Gov. Eric Holcomb urged Indiana residents to continue following his stay-at-home order and said anyone flouting it is putting themselves and others around them at risk.
“We are not going to be figuratively or literally whistling past the graveyard,” Holcomb said. “We are going to be taking the steps that need to be taken in the state of Indiana.”
The governor said he plans to update residents on the order, which was originally set to expire Monday at 11:59 p.m., on Friday to provide clarity ahead of the weekend.
The new totals added 13 deaths and 474 additional cases following corrections to the previous day’s total, the Indiana State Department of Health said.
Indiana State Health Commissioner Dr. Kristina Box said about 700 people with COVID-19 or suspected to have the disease caused by the coronavirus are being treated in intensive care units at hospitals in the state.
Box discouraged people from using surgical and specialty masks for personal use. They are needed for health care workers and others who work directly with COVID-19 patients every day, she said.
“If there are masks individuals are making, I think that’s a fabulous thing if you want to wear them,” she said. “But right now we don’t have enough masks to mask 6.6 million Hoosiers in our state.”

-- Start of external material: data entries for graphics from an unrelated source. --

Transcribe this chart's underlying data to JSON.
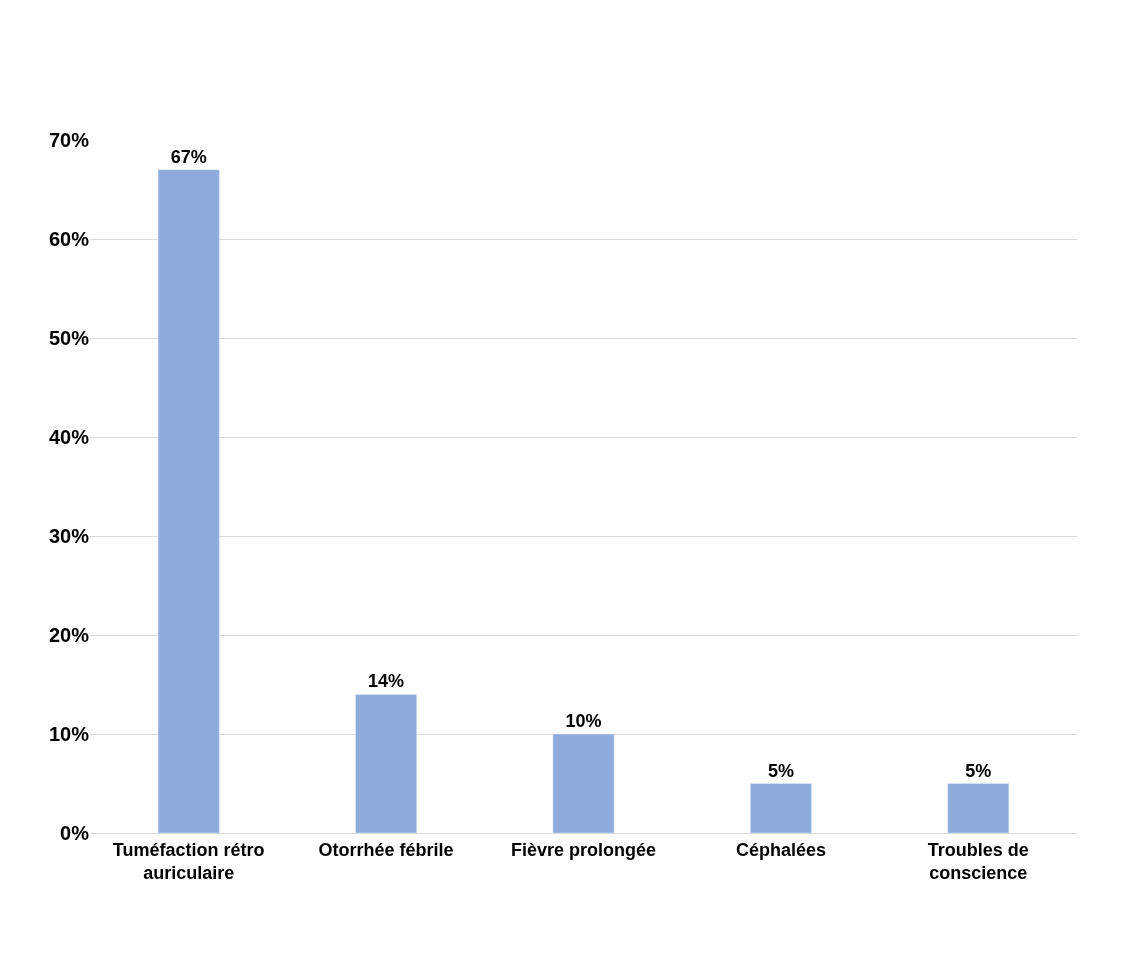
{
  "chart_data": {
    "type": "bar",
    "categories": [
      "Tuméfaction rétro auriculaire",
      "Otorrhée fébrile",
      "Fièvre prolongée",
      "Céphalées",
      "Troubles de conscience"
    ],
    "values": [
      67,
      14,
      10,
      5,
      5
    ],
    "value_labels": [
      "67%",
      "14%",
      "10%",
      "5%",
      "5%"
    ],
    "color": "#8faadc",
    "ylim": [
      0,
      70
    ],
    "yticks": [
      {
        "value": 0,
        "label": "0%"
      },
      {
        "value": 10,
        "label": "10%"
      },
      {
        "value": 20,
        "label": "20%"
      },
      {
        "value": 30,
        "label": "30%"
      },
      {
        "value": 40,
        "label": "40%"
      },
      {
        "value": 50,
        "label": "50%"
      },
      {
        "value": 60,
        "label": "60%"
      },
      {
        "value": 70,
        "label": "70%"
      }
    ],
    "grid": "y"
  }
}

State schools Superintendent Jennifer McCormick said she understood the continued closure will be difficult for many families but “all of us have to do our part.”
Seniors will receive credit toward graduation for courses they are enrolled in this semester, she said. Younger high school and middle school students will have to earn credits for this semester’s courses as determined by local districts, she said.
Schools were initially ordered to close until May 1 and were not required to provide remote instruction, though many offered online learning or distributed at-home assignments. Districts now have until mid-April to provide the state with plans for continuing instruction online or through other methods.
Districts will do their best to find creative ways of marking milestones, including graduations, McCormick said.
“I understand those milestone moments are important and I’m not trying to diminish that at all,” she said. “If you’re going to be upset with someone, be upset with me and support your local schools.”
The state health department has said that the additional deaths it reports each day occurred over multiple days. Those deaths are reported once there is a confirmed positive test for COVID-19 in each case.